Hugh Everetts (1930-1982) Deutung schließt ein Kollabieren der Wellenfunktion aus und nimmt die uneingeschränkte Gültigkeit der Schrödinger-Gleichung an. Als Konsequenz ergibt sich Folgendes: Es entstehen tatsächlich Superpositionen, bloß verzweigt sich das Experiment z.B. eines Münzwurfes auf zahlreiche andere zueinander parallele und darum zueinander unzugängliche Welten, auf denen sich dann die verschiedenen Werte der Wellenfunktion abbilden. Erst als Ensemble betrachtet ergibt dann die Gesamtbetrachtung all dieser Parallelwelten letztlich die Wahrscheinlichkeitsverteilung nach der Schrödinger Gleichung. Diese Deutung hat den Vorteil sehr universell anmutend zu sein. Die unitäre universelle Dynamik ist in ihr theoretisch vollkommen erfüllt. Ein möglicher Nachteil wäre z.B. die Schwierigkeit diese Theorie experimentell zu widerlegen oder zu bestätigen, da es sich scheinbar um nahezu unendlich viele sich dauernd vermehrenden zueinander parallelen Welten handelt.

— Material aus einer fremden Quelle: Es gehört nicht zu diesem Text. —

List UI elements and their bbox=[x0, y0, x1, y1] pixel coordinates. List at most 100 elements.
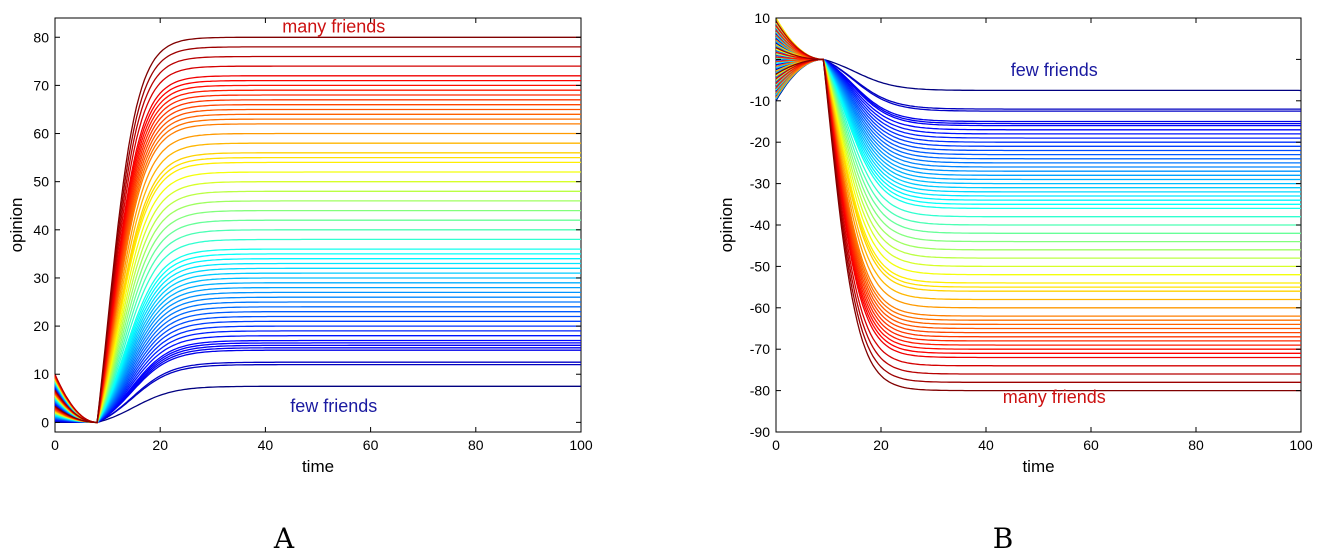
series-line bbox=[54, 190, 581, 424]
series-line bbox=[775, 54, 1301, 152]
series-line bbox=[775, 40, 1301, 189]
y-tick-label: -30 bbox=[750, 176, 770, 192]
series-line bbox=[775, 56, 1301, 346]
series-line bbox=[54, 108, 581, 424]
x-tick-label: 60 bbox=[1083, 437, 1099, 453]
series-line bbox=[775, 53, 1301, 251]
series-line bbox=[54, 344, 581, 424]
panel-label: A bbox=[273, 522, 295, 555]
series-line bbox=[54, 156, 581, 424]
series-line bbox=[775, 58, 1301, 350]
x-tick-label: 100 bbox=[1289, 437, 1313, 453]
series-line bbox=[775, 58, 1301, 205]
series-line bbox=[54, 171, 581, 424]
series-line bbox=[775, 58, 1301, 112]
series-line bbox=[54, 181, 581, 424]
series-line bbox=[775, 58, 1301, 156]
series-line bbox=[54, 94, 581, 424]
annotation: few friends bbox=[1011, 60, 1098, 80]
series-line bbox=[775, 45, 1301, 176]
series-line bbox=[54, 89, 581, 424]
series-line bbox=[54, 253, 581, 424]
annotation: many friends bbox=[282, 16, 385, 36]
series-line bbox=[54, 75, 581, 424]
series-line bbox=[775, 27, 1301, 243]
series-line bbox=[775, 33, 1301, 135]
series-line bbox=[54, 315, 581, 424]
y-tick-label: -80 bbox=[750, 383, 770, 399]
series-line bbox=[775, 28, 1301, 147]
series-line bbox=[775, 58, 1301, 234]
series-line bbox=[54, 248, 581, 424]
series-group bbox=[54, 36, 581, 424]
series-line bbox=[54, 142, 581, 424]
series-line bbox=[54, 36, 581, 424]
series-line bbox=[54, 65, 581, 424]
series-line bbox=[775, 37, 1301, 125]
series-line bbox=[775, 34, 1301, 330]
series-line bbox=[775, 58, 1301, 392]
y-tick-label: 30 bbox=[33, 270, 49, 286]
x-tick-label: 0 bbox=[51, 437, 59, 453]
series-line bbox=[775, 44, 1301, 292]
series-line bbox=[775, 58, 1301, 131]
series-line bbox=[775, 58, 1301, 321]
series-line bbox=[775, 17, 1301, 288]
series-line bbox=[775, 58, 1302, 102]
series-line bbox=[775, 48, 1301, 276]
series-line bbox=[54, 200, 581, 424]
series-line bbox=[54, 325, 581, 424]
series-line bbox=[54, 267, 581, 424]
series-line bbox=[775, 58, 1301, 127]
series-line bbox=[54, 258, 581, 424]
series-line bbox=[775, 22, 1301, 268]
series-line bbox=[775, 58, 1301, 193]
series-line bbox=[775, 58, 1301, 338]
series-line bbox=[775, 58, 1301, 143]
series-line bbox=[775, 58, 1301, 185]
x-tick-label: 80 bbox=[1188, 437, 1204, 453]
y-tick-label: -60 bbox=[750, 300, 770, 316]
x-tick-label: 60 bbox=[363, 437, 379, 453]
y-tick-label: 40 bbox=[33, 222, 49, 238]
y-tick-label: -70 bbox=[750, 341, 770, 357]
chart-panel-b: 0 20 40 60 80 100 -90 -80 -70 -60 -50 -40 -30 -20 -10 0… bbox=[717, 10, 1313, 555]
series-line bbox=[54, 306, 581, 424]
series-line bbox=[775, 58, 1301, 259]
series-line bbox=[775, 36, 1301, 201]
series-line bbox=[775, 58, 1301, 181]
x-axis-label: time bbox=[1022, 457, 1054, 476]
series-line bbox=[775, 42, 1301, 110]
series-line bbox=[54, 132, 581, 424]
y-tick-label: 60 bbox=[33, 126, 49, 142]
panel-label: B bbox=[993, 522, 1014, 555]
x-tick-label: 20 bbox=[152, 437, 168, 453]
y-axis-label: opinion bbox=[7, 198, 26, 253]
series-line bbox=[54, 84, 581, 424]
x-tick-label: 0 bbox=[772, 437, 780, 453]
series-line bbox=[54, 361, 581, 424]
series-line bbox=[775, 31, 1301, 218]
x-tick-label: 100 bbox=[569, 437, 593, 453]
series-line bbox=[775, 47, 1301, 383]
series-line bbox=[54, 46, 581, 424]
series-line bbox=[775, 23, 1301, 160]
y-tick-label: 0 bbox=[762, 51, 770, 67]
x-tick-label: 20 bbox=[873, 437, 889, 453]
series-line bbox=[54, 301, 581, 424]
series-line bbox=[54, 286, 581, 424]
series-line bbox=[775, 57, 1301, 226]
y-tick-label: 50 bbox=[33, 174, 49, 190]
series-line bbox=[775, 58, 1301, 334]
x-tick-label: 80 bbox=[468, 437, 484, 453]
series-line bbox=[54, 152, 581, 424]
series-line bbox=[55, 385, 581, 424]
axes-frame bbox=[54, 17, 582, 433]
series-line bbox=[54, 363, 581, 424]
series-line bbox=[775, 19, 1301, 172]
series-line bbox=[775, 20, 1301, 375]
annotation: few friends bbox=[290, 396, 377, 416]
series-line bbox=[54, 349, 581, 424]
series-line bbox=[775, 58, 1301, 367]
series-line bbox=[54, 342, 581, 424]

Da aber die Dekohärenztheorie- mit dem Auftreten einer nun nachträglich berechtigten Vorstellung eines „Quasi-Kollaps“ statt eines vorher für vollständig gehaltenen Kollaps der Wellenfunktion -Ähnlichkeiten mit den Zügen einer Ad-hoc-Hypothese aufweist, kann es ebenso sein, dass die Quantenwelt doch etwas tiefgehend radikaler oder anders begriffen werden muss. Vielleicht ist der neue Zweig der Quantenkosmologie ein Indiz auf diesem Weg und die Vielwelten-Deutung ein Schlüssel hierfür – es sei denn alle möglichen Deutungen würden zutreffen und es zugleich nicht tun. Dann wären wir und wären nicht irgendwo und nirgendwo… im Multiversum.